Kekacauan makin tampak saat menyimak puisi “Keluarga Puisi.” Jokpin semakin merevolusi bahasa demi menghalau jauh kalimat klise masa sekolah dasar, seperti ibu memasak di dapur, bapak pergi ke sawah, atau ayah berangkat ke kantor. Sematan kata kerja yang biasa ada untuk benda-benda sekitar justru dialihkan ke tokoh hidup nan bertubuh dan berdaging. Pagi-pagi ibu sudah mengepul di dapur,/ ayah berderai di halaman,/ dan aku masih gemericik di tempat tidur./ Kakek sudah menguning,/ tak lama lagi terlepas dari ranting/ dan menggelempar di pekarangan./ Nenek sudah matang,/ sudah bersiap meninggalkan dahan/ dan terhempas di rumputan.
Kita memang pernah diajari membuat kalimat metaforis lewat majas. Namun, majas sering berlaku pada benda-benda yang berperistiwa atau bersifat layaknya manusia. Sebaliknya, Jokpin berniat memberlakukan peristiwa tetumbuhan, angin, nasi, air, dan hal-hal di sekitar pada raga manusia. Ada niatan tulus “mengacaukan” tatanan bahasa Indonesia yang pakem. Puisi memuat kalimat-kalimat yang bereksperimen dengan kebebasan. Model kalimat Jokpin tentu akan sulit diterima konsensus kelogisan berbahasa publik. Kalimat terdengar mengada-ada dan tidak realis.
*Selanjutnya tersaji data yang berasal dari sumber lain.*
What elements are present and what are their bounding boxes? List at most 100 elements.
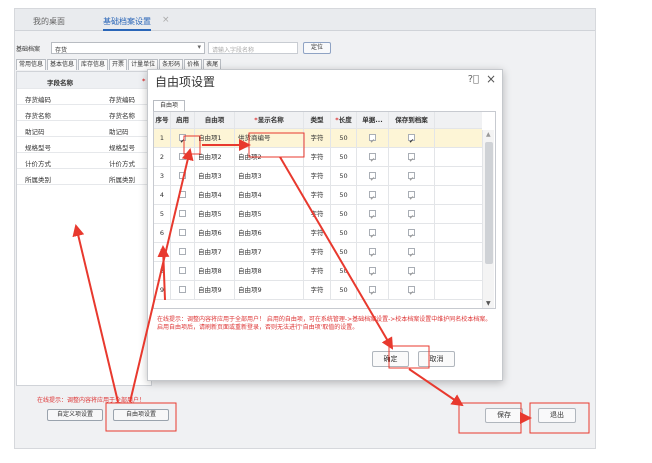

Masih butuh kenekatan, Buku Latihan Tidur akan dibawa guru bahasa Indonesia ke kelas untuk belajar bahasa. Guru perlu juga latihan merevolusi berkalimat seperti dilakukan Jokpin, bahwa yang berembus itu tidak selalu angin atau yang diperbaiki bukan hanya benda. Nasib bagi Jokpin pun perlu diperbaiki. Buku Latihan Tidur paling tidak telah ada di perpustakaan sekolah, menemukan para pembaca remaja yang gembira dan terkejut menemukan kata-kata bermain, melompat, berakrobat, berlarian, saling sapa, saling tendang, saling memeluk. Bahasa tidak hanya menjadi urusan pemerintah dengan anjuran baku, baik, benar, lugas, atau logis. Lewat puisi, Joko Pinurbo yang bukan guru bahasa Indonesia mengantarkan gemar belajar “mengacaukan” bahasa Indonesia.